Il est hors de question, pour Signal, d’affaiblir de quelques façons que ce soit la sécurité et la confidentialité de son application, réputée pour la forte protection qu’elle accorde aux discussions des internautes. Cela, même si la loi l’obligerait à affaiblir son argument principal, le chiffrement de bout en bout. Si cela survenait, Signal préfèrerait encore quitter le pays.
Tel est l’avertissement que fait passer fin février 2023 Meredith Whittaker, la présidente de la fondation Signal, la structure qui chapeaute la messagerie instantanée du même nom, dans la presse. Un débat parlementaire a lieu au Royaume-Uni sur une nouvelle loi — appelée Online Safety Bill — concernant les communications en ligne.
Une loi sur la sécurité en ligne au Royaume-Uni
Dans le cadre de ce texte, le gouvernement britannique cherche à mieux combattre les contenus pédopornographiques et terroristes, notamment lorsqu’ils circulent via des plateformes proposant du chiffrement de bout en bout. Ce dispositif fournit une protection telle qu’il est impossible de voir le message si l’on ne dispose pas de la clé pour le lire.
Le chiffrement de bout en bout sert légitimement à préserver la confidentialité de ses conversations, en empêchant des tiers d’y avoir accès d’une façon ou d’une autre. Mais, c’est aussi un mécanisme qui, inévitablement, est employé à des usages illicites, ce qui complique le travail d’identification et d’enquête pour retrouver les coupables.
Pour Londres, cette loi sur la sécurité en ligne n’a pas pour but d’interdire le chiffrement de bout en bout. Elle vise à trouver un chemin médian pour ménager à la fois la protection de la vie privée et le secret des correspondances d’une part, et la traque des contenus illégaux d’autre part — la sécurité publique étant également un impératif.
Ce débat qui se joue outre-Manche est récurrent et ancien dans le milieu de la tech et il n’a pas, à ce jour, trouvé une issue qui parviendrait à satisfaire chaque partie. On l’a vu avec Apple, qui avait conçu un outil d’analyse automatique dans l’iPhone pour trouver des images pédopornographiques. Bien que documenté, le dispositif a été contesté, conduisant Apple à y renoncer.
En Europe, une stratégie contre les contenus pédopornographiques a aussi alarmé les spécialistes en sécurité informatique face aux conséquences que le plan aurait sur la confidentialité des internautes.
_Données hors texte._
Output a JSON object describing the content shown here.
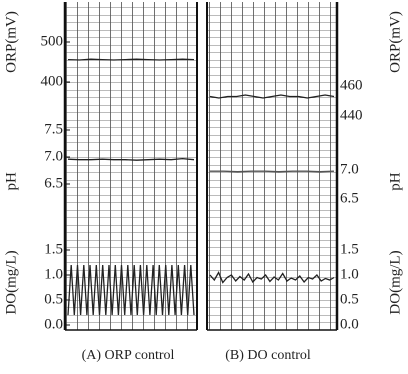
{
  "chart_data": [
    {
      "type": "line",
      "ylabel": "ORP(mV)",
      "ylim": [
        300,
        600
      ],
      "yticks": [
        400,
        500
      ],
      "color": "#222222",
      "values": [
        456,
        455,
        457,
        456,
        455,
        456,
        457,
        456,
        455,
        456,
        457,
        456
      ]
    },
    {
      "type": "line",
      "ylabel": "pH",
      "ylim": [
        5.5,
        7.6
      ],
      "yticks": [
        {
          "value": 6.5,
          "label": "6.5"
        },
        {
          "value": 7,
          "label": "7.0"
        },
        {
          "value": 7.5,
          "label": "7.5"
        }
      ],
      "color": "#222222",
      "values": [
        6.96,
        6.95,
        6.95,
        6.96,
        6.95,
        6.95,
        6.94,
        6.95,
        6.96,
        6.95,
        6.97,
        6.95
      ]
    },
    {
      "type": "line",
      "ylabel": "DO(mg/L)",
      "ylim": [
        0,
        1.7
      ],
      "yticks": [
        {
          "value": 0,
          "label": "0.0"
        },
        0.5,
        {
          "value": 1,
          "label": "1.0"
        },
        1.5
      ],
      "color": "#222222",
      "values": [
        0.2,
        1.2,
        0.2,
        1.2,
        0.2,
        1.2,
        0.2,
        1.2,
        0.2,
        1.2,
        0.2,
        1.2,
        0.2,
        1.2,
        0.2,
        1.2,
        0.2,
        1.2,
        0.2,
        1.2,
        0.2,
        1.2,
        0.2,
        1.2,
        0.2,
        1.2,
        0.2,
        1.2,
        0.2,
        1.2,
        0.2,
        1.2,
        0.2,
        1.2,
        0.2,
        1.2,
        0.2,
        1.2,
        0.2,
        1.2,
        0.2
      ]
    },
    {
      "type": "line",
      "ylabel": "ORP(mV)",
      "ylim": [
        436,
        516
      ],
      "yticks": [
        440,
        460
      ],
      "color": "#222222",
      "values": [
        453,
        452,
        453,
        453,
        454,
        453,
        452,
        453,
        454,
        453,
        453,
        452,
        453,
        454,
        453
      ]
    },
    {
      "type": "line",
      "ylabel": "pH",
      "ylim": [
        5.8,
        7.8
      ],
      "yticks": [
        {
          "value": 6.5,
          "label": "6.5"
        },
        {
          "value": 7,
          "label": "7.0"
        }
      ],
      "color": "#555555",
      "values": [
        6.98,
        6.98,
        6.97,
        6.98,
        6.98,
        6.97,
        6.98,
        6.98,
        6.97,
        6.98
      ]
    },
    {
      "type": "line",
      "ylabel": "DO(mg/L)",
      "ylim": [
        0,
        1.7
      ],
      "yticks": [
        {
          "value": 0,
          "label": "0.0"
        },
        0.5,
        {
          "value": 1,
          "label": "1.0"
        },
        1.5
      ],
      "color": "#222222",
      "values": [
        1.0,
        0.9,
        1.05,
        0.85,
        0.95,
        1.0,
        0.88,
        0.97,
        0.9,
        1.02,
        0.86,
        0.95,
        0.92,
        1.0,
        0.87,
        0.96,
        0.9,
        1.03,
        0.88,
        0.94,
        0.9,
        0.98,
        0.86,
        0.95,
        0.92,
        1.0,
        0.88,
        0.93,
        0.9,
        0.95
      ]
    }
  ],
  "captions": [
    "(A) ORP control",
    "(B) DO control"
  ]
}
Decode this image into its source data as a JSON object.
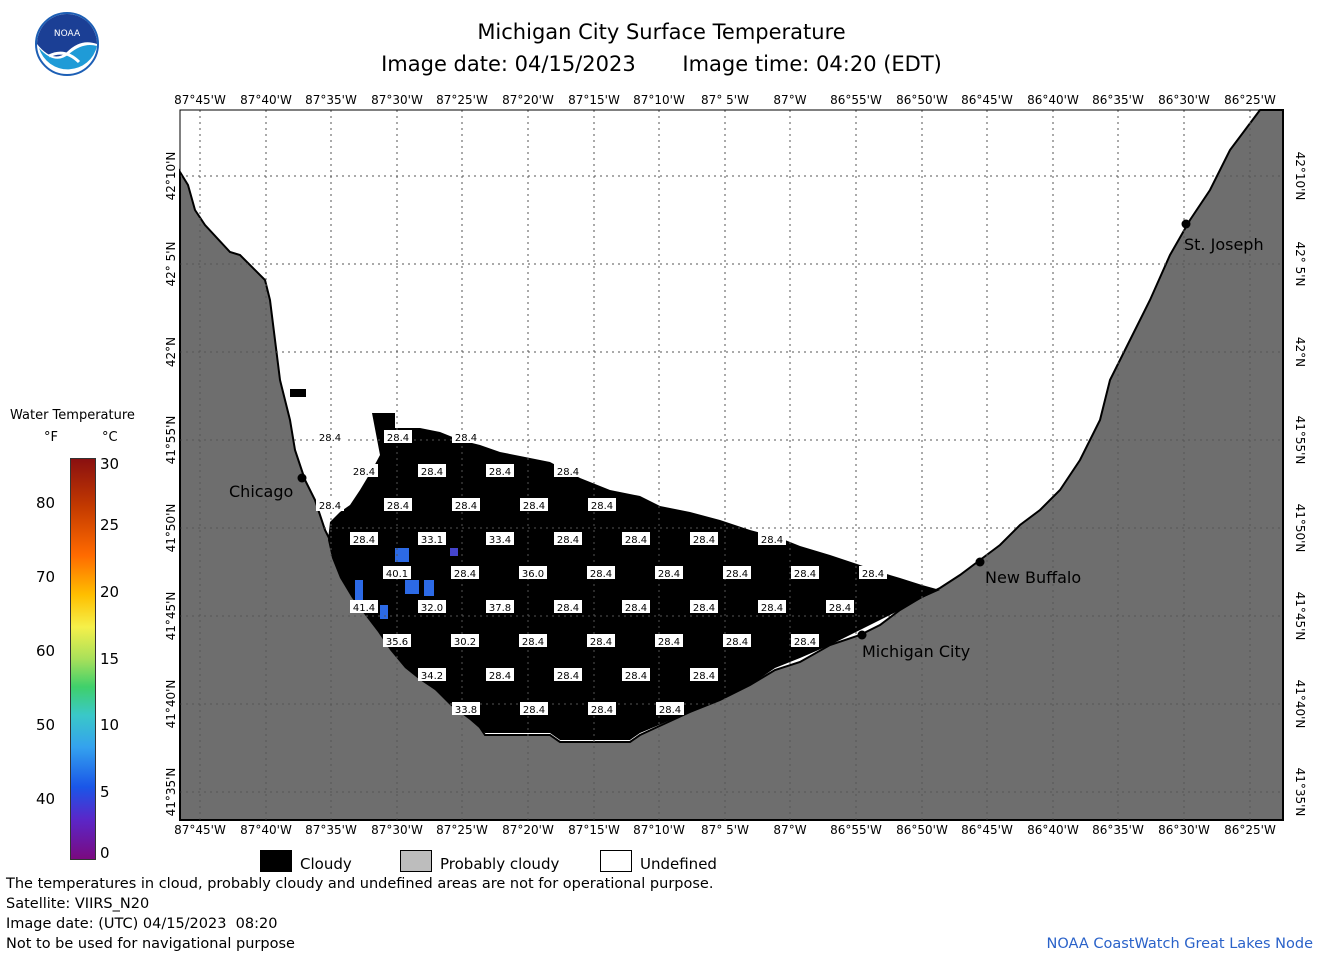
{
  "header": {
    "title": "Michigan City Surface Temperature",
    "image_date": "Image date: 04/15/2023",
    "image_time": "Image time: 04:20 (EDT)"
  },
  "logo": {
    "text": "NOAA"
  },
  "colorbar": {
    "title": "Water Temperature",
    "unit_f": "°F",
    "unit_c": "°C",
    "f_ticks": [
      "40",
      "50",
      "60",
      "70",
      "80"
    ],
    "c_ticks": [
      "0",
      "5",
      "10",
      "15",
      "20",
      "25",
      "30"
    ]
  },
  "map": {
    "lon_labels": [
      "87°45'W",
      "87°40'W",
      "87°35'W",
      "87°30'W",
      "87°25'W",
      "87°20'W",
      "87°15'W",
      "87°10'W",
      "87° 5'W",
      "87°W",
      "86°55'W",
      "86°50'W",
      "86°45'W",
      "86°40'W",
      "86°35'W",
      "86°30'W",
      "86°25'W"
    ],
    "lat_labels": [
      "42°10'N",
      "42° 5'N",
      "42°N",
      "41°55'N",
      "41°50'N",
      "41°45'N",
      "41°40'N",
      "41°35'N"
    ],
    "cities": [
      {
        "name": "Chicago"
      },
      {
        "name": "St. Joseph"
      },
      {
        "name": "New Buffalo"
      },
      {
        "name": "Michigan City"
      }
    ],
    "temperature_labels": [
      {
        "row": 0,
        "values": [
          "28.4",
          "28.4",
          "28.4"
        ]
      },
      {
        "row": 1,
        "values": [
          "28.4",
          "28.4",
          "28.4",
          "28.4"
        ]
      },
      {
        "row": 2,
        "values": [
          "28.4",
          "28.4",
          "28.4",
          "28.4",
          "28.4"
        ]
      },
      {
        "row": 3,
        "values": [
          "28.4",
          "33.1",
          "33.4",
          "28.4",
          "28.4",
          "28.4",
          "28.4"
        ]
      },
      {
        "row": 4,
        "values": [
          "40.1",
          "28.4",
          "36.0",
          "28.4",
          "28.4",
          "28.4",
          "28.4",
          "28.4"
        ]
      },
      {
        "row": 5,
        "values": [
          "41.4",
          "32.0",
          "37.8",
          "28.4",
          "28.4",
          "28.4",
          "28.4",
          "28.4"
        ]
      },
      {
        "row": 6,
        "values": [
          "35.6",
          "30.2",
          "28.4",
          "28.4",
          "28.4",
          "28.4",
          "28.4"
        ]
      },
      {
        "row": 7,
        "values": [
          "34.2",
          "28.4",
          "28.4",
          "28.4",
          "28.4"
        ]
      },
      {
        "row": 8,
        "values": [
          "33.8",
          "28.4",
          "28.4",
          "28.4"
        ]
      }
    ]
  },
  "legend": {
    "cloudy": "Cloudy",
    "probably_cloudy": "Probably cloudy",
    "undefined": "Undefined",
    "colors": {
      "cloudy": "#000000",
      "probably_cloudy": "#bdbdbd",
      "undefined": "#ffffff",
      "land": "#6e6e6e"
    }
  },
  "footer": {
    "line1": "The temperatures in cloud, probably cloudy and undefined areas are not for operational purpose.",
    "line2": "Satellite: VIIRS_N20",
    "line3": "Image date: (UTC) 04/15/2023  08:20",
    "line4": "Not to be used for navigational purpose",
    "credit": "NOAA CoastWatch Great Lakes Node"
  }
}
Les instances européennes chargées de la protection de la vie privée ont aussi apposé un regard très sévère contre cette initiative.
Les opposants au mécanisme imaginé par Apple et les contempteurs du plan de l’UE ne sont pas pour le laisser-faire en ligne. Cependant, il est aujourd’hui impossible de parvenir à affaiblir le chiffrement de bout en bout uniquement pour les suspects. Lorsque ce mécanisme est modifié, c’est tout le chiffrement de bout en bout qui est touché, y compris pour les innocents.
Signal quittera le Royaume-Uni si nécessaire
« Soit le chiffrement protège tout le monde, soit il ne fonctionne pour personne », a prévenu Meredith Whittaker. Croire que l’on peut faire une distinction entre les gentils et les méchants relève de la « pensée magique ». Une faille au nom de la lutte contre la pédopornographie ou le terrorisme pourrait finir par être trouvée par des tiers, qui pourraient ensuite mener des actions malveillantes.
Cette loi, qu’elle passe ou non, dans cette version ou pas, n’aura pas d’incidence sur Signal : « Nous n’avons jamais affaibli nos promesses en matière de protection de la vie privée, et nous ne le ferons jamais ». Et, si le texte l’y oblige quand même ? Alors dans ce cas, l’application Signal préférera encore quitter le Royaume-Uni. Une mise en garde qui vaut pour d’autres pays.